Which compiler is right according to the standard? (I'm compiling with -std=c++14.) How should I change the code to make it correct?

Solution

  • Consider this simplified code:

    #include <iostream>

struct A
{
    template <int n = 1> void foo() { std::cout << n; }
};

struct B : public A
{
    using A::foo;
    template <int n = 2> void foo() { std::cout << n; }
};

int main()
{
    B obj;
    obj.foo();
}

    This prints 2 as it should with both compilers.

    If the derived class already has one with the same signature, then it hides or overrides the one brought in by the using declaration. The signatures of your assignment operators are ostensibly the same. Consider this fragment:

    template <typename U, 
          typename = std::enable_if_t<std::is_fundamental<U>::value>>
void bar(U) {}
template <typename U, 
          typename = std::enable_if_t<!std::is_fundamental<U>::value>>
void bar(U) {}

    This causes a redefinition error for bar with both compilers.

    HOWEVER if one changes the return type in one of the templates, the error goes away!

    It's time to look at the standard closely.

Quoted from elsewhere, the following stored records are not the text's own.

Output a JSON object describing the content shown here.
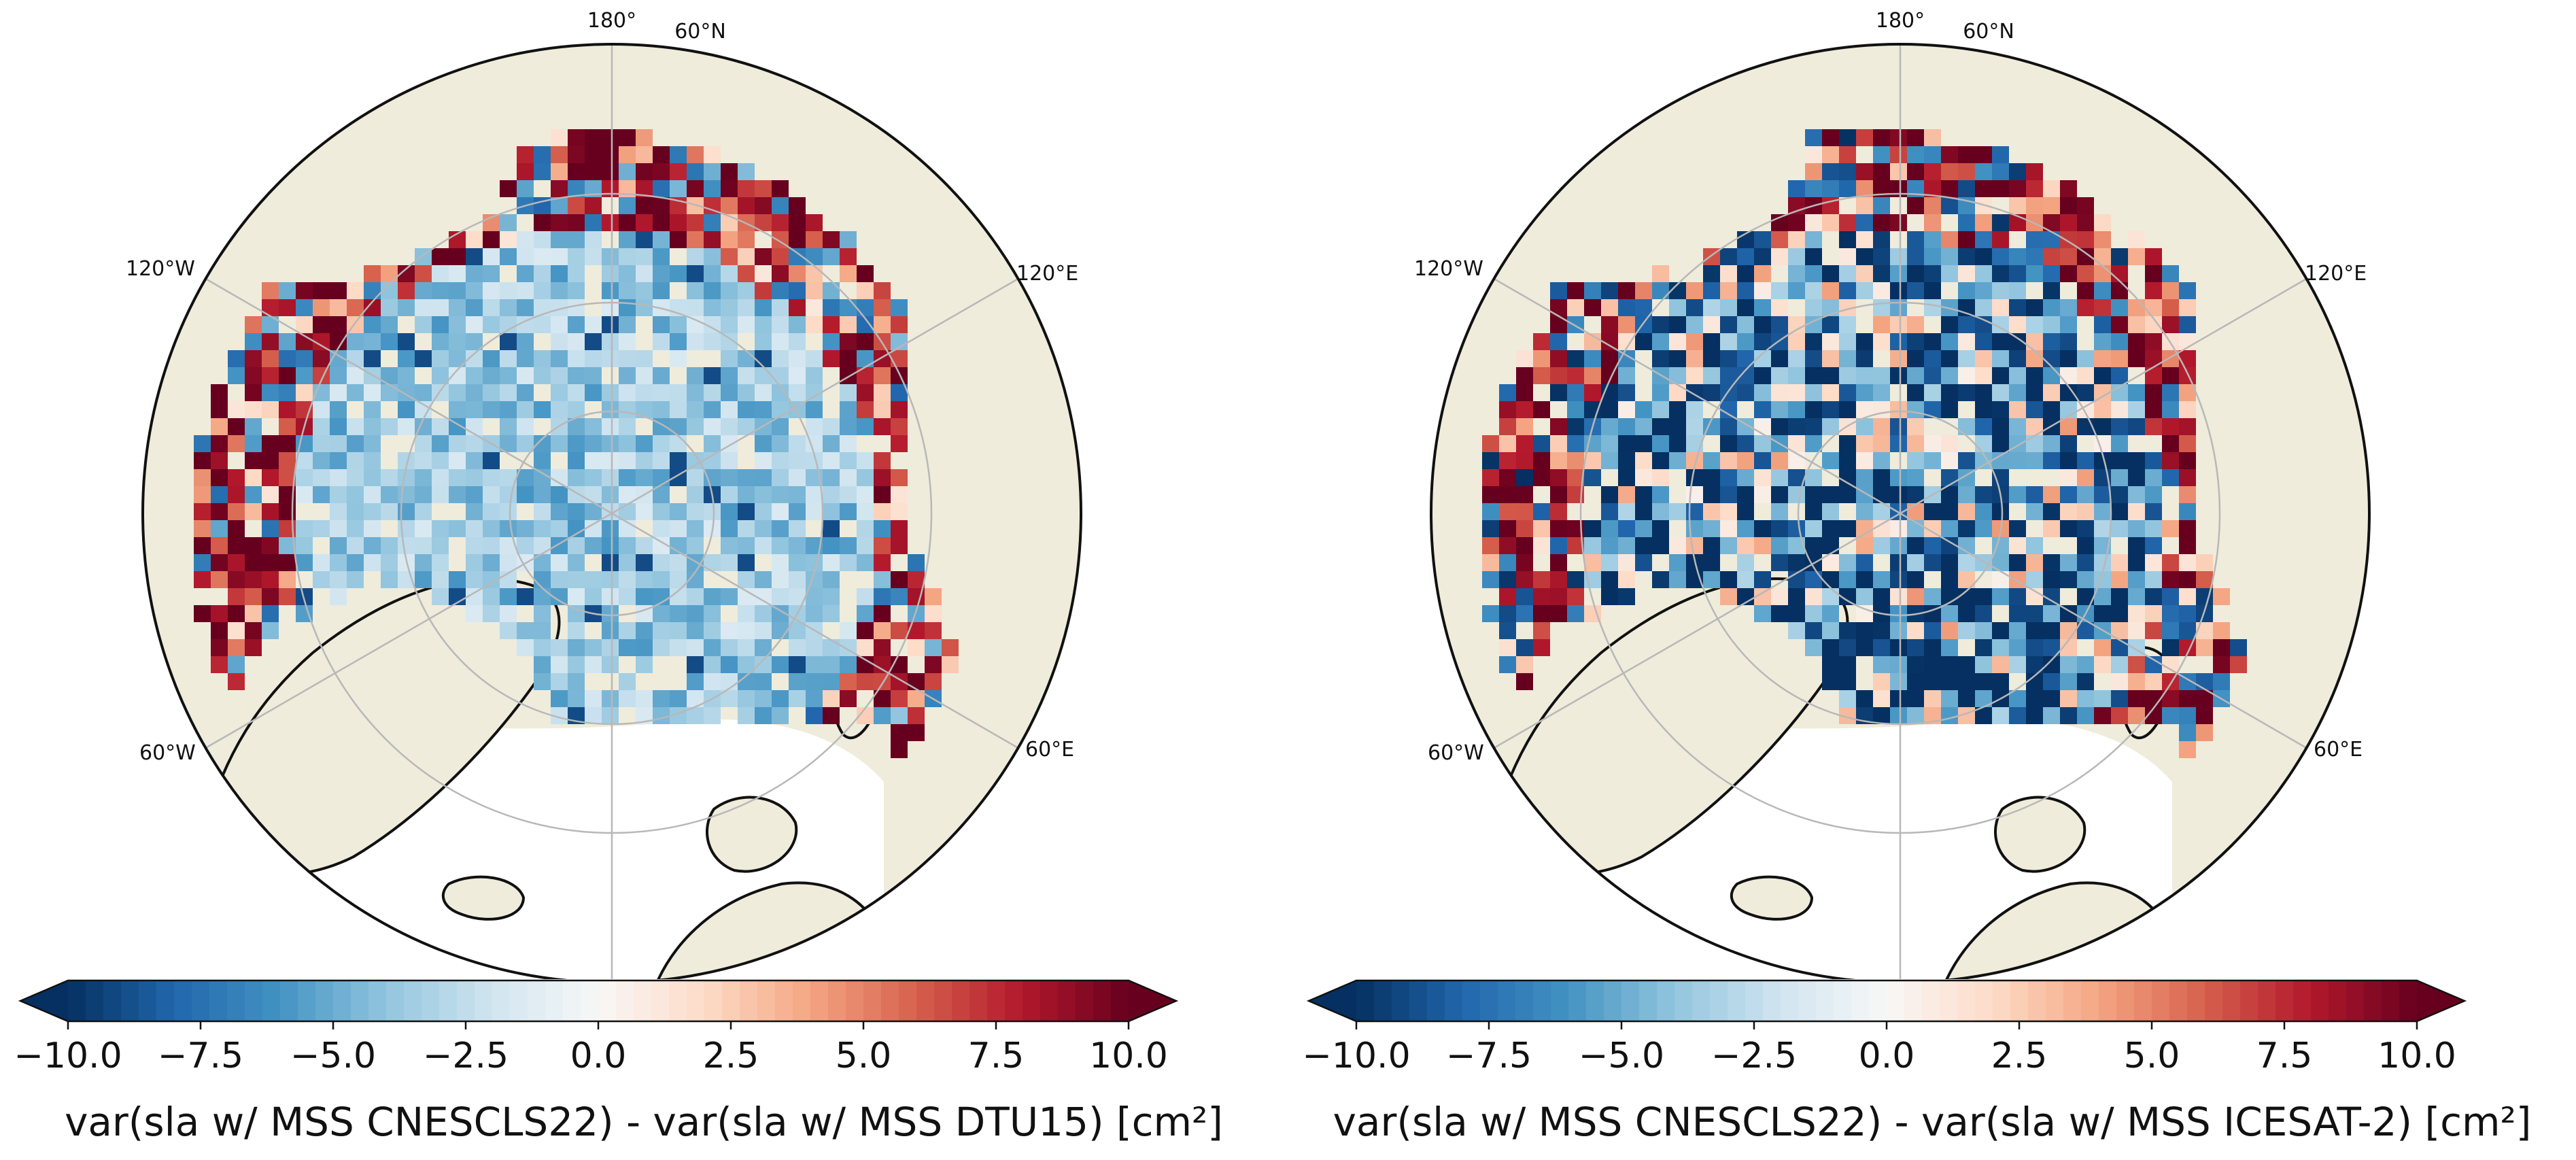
{
  "figure": {
    "panels": [
      {
        "id": "left",
        "colorbar_label": "var(sla w/ MSS CNESCLS22) - var(sla w/ MSS DTU15) [cm²]",
        "pattern": "mild"
      },
      {
        "id": "right",
        "colorbar_label": "var(sla w/ MSS CNESCLS22) - var(sla w/ MSS ICESAT-2) [cm²]",
        "pattern": "strong"
      }
    ],
    "map_labels": {
      "top": "180°",
      "lat": "60°N",
      "upper_left": "120°W",
      "upper_right": "120°E",
      "lower_left": "60°W",
      "lower_right": "60°E"
    },
    "colorbar": {
      "min": -10.0,
      "max": 10.0,
      "ticks": [
        "−10.0",
        "−7.5",
        "−5.0",
        "−2.5",
        "0.0",
        "2.5",
        "5.0",
        "7.5",
        "10.0"
      ],
      "extend": "both",
      "colormap": "RdBu_r"
    }
  },
  "chart_data": [
    {
      "type": "heatmap",
      "title": "",
      "projection": "North polar stereographic (≥60°N)",
      "variable": "var(sla w/ MSS CNESCLS22) - var(sla w/ MSS DTU15)",
      "units": "cm²",
      "vmin": -10.0,
      "vmax": 10.0,
      "colormap": "RdBu_r",
      "description_of_values": "mostly slightly negative (-2 to -5) in central Arctic; strong positive (>7.5) along coasts and archipelagos"
    },
    {
      "type": "heatmap",
      "title": "",
      "projection": "North polar stereographic (≥60°N)",
      "variable": "var(sla w/ MSS CNESCLS22) - var(sla w/ MSS ICESAT-2)",
      "units": "cm²",
      "vmin": -10.0,
      "vmax": 10.0,
      "colormap": "RdBu_r",
      "description_of_values": "strongly negative (<-7.5) patches across central Arctic; strong positive (>7.5) along coasts"
    }
  ],
  "colors": {
    "land": "#efecdc",
    "ocean_nodata": "#ffffff",
    "grid": "#b8b8b8",
    "coast": "#111111",
    "neg_strong": "#053061",
    "pos_strong": "#67001f"
  }
}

    When a using-declarator brings declarations from a base class into a derived class, member functions and member function templates in the derived class override and/or hide member functions and member function templates with the same name, parameter-type-list (11.3.5), cv-qualification, and ref-qualifier (if any) in a base class (rather than conflicting). Such hidden or overridden declarations are excluded from the set of declarations introduced by the using-declarator

    Now this sounds dubious as far as templates are concerned. How could one even compare two parameter type lists without comparing template parameter lists? The former depends on the latter. Indeed, a paragraph above says:

    If a function declaration in namespace scope or block scope has the same name and the same parameter-type-list (11.3.5) as a function introduced by a using-declaration, and the declarations do not declare the same function, the program is ill-formed. If a function template declaration in namespace scope has the same name, parameter-type-list, return type, and template parameter list as a function template introduced by a using-declaration, the program is ill-formed.

    This makes much more sense. Two templates are the same if their template parameter lists are the same, along with everything else... but wait, this includes the return type! Two templates are the same if their names and everything in their signatures, including the return types (but not including default parameter values) is the same. Then one can conflict with or hide the other.

    So what happens if we change the return type of the assignment operator in B and make it the same as in A? GCC stops accepting the code.

    So my conclusion is this:

    1. The standard is unclear when it comes to templates hiding other templates brought by using declarations. If it meant to exclude template parameters from comparison, it should have said so, and clarify the possible implications. For example, can a function hide a function template, or vise versa? In any case there's an unexplained inconsistency in the standard language between using in namespace scope and using that brings base class names to the derived class.
    2. GCC seems to take the rule for using in namespace scope and apply it in the context of base/derived class.
    3. Other compilers do something else. It is not too clear what exactly; possibly compare the parameter type lists without considering the template parameters (or return types), as the letter of the standard says, but I'm not sure this makes any sense.